What’s the diagnosis?
The RV is very dilated with poor systolic function. The RA is also very big. The LV is Hyperdynamic with no obvious wall motion abnormality. This appearance of Severe Right Heart Strain is common during arrest, but when it persists AFTER ROSC, you must think Massive PE!

[2/x]
But the other caveat is that this Right Heart Strain could also be the result of *chronic* pulmonary hypertension.

So here’s what we did: We placed an Arterial Line & added a Norepi drip. We notified the CT techs that she needed to be next in line for an Emergent CTPA...

[3/x]
Our CT Room is right across from our Resuscitation Bays, which makes this strategy a valid option.

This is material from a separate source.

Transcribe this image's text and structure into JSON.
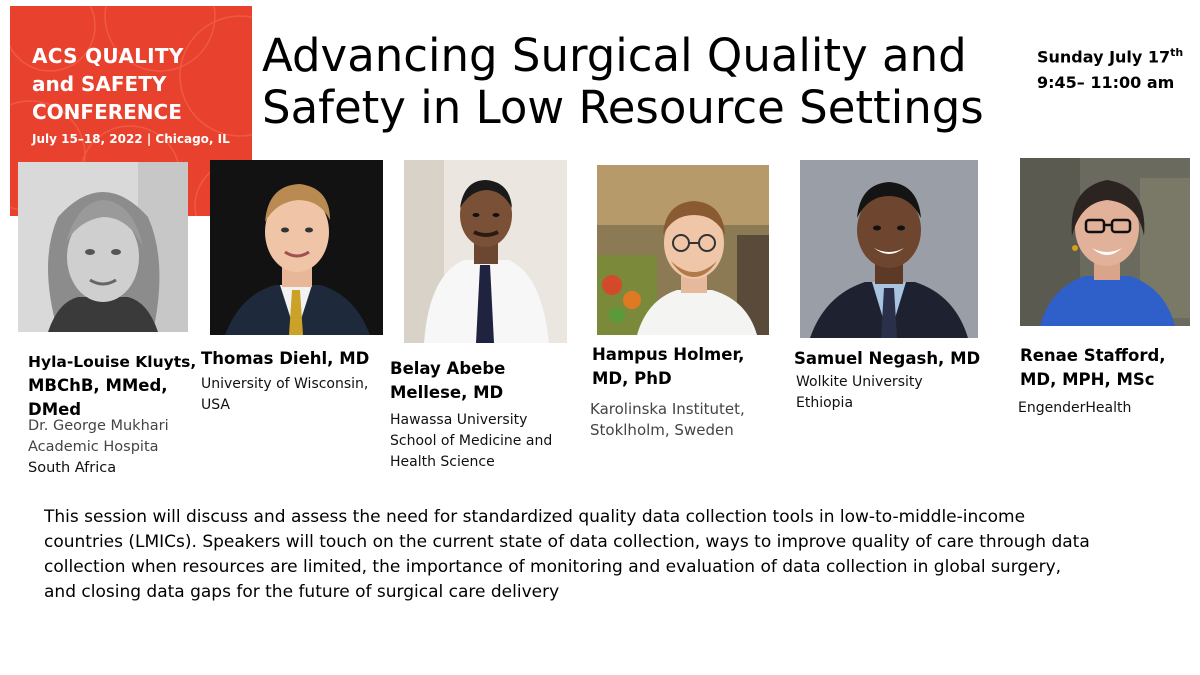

We got the scan which showed massive showering of bilateral segmental and subsegmental PEs. The clots were too distal for intervention so we went ahead with Systemic tPA...

[4/x]
Over the next several hours she had dramatic improvement in hemodynamics, allowing drastic weaning of pressor support, and she continued showing signs of increased neurologic activity.

By the time she went up to the ICU she was maintained on only very low dose Norepi...

[5/x]
I share this case as an example of how powerful Bedside Echo can be when caring for critically ill patients. So the message I want to get out is this:

If you take care of critical patients, please take the time to learn Basic Bedside Echo. I promise you will save lives.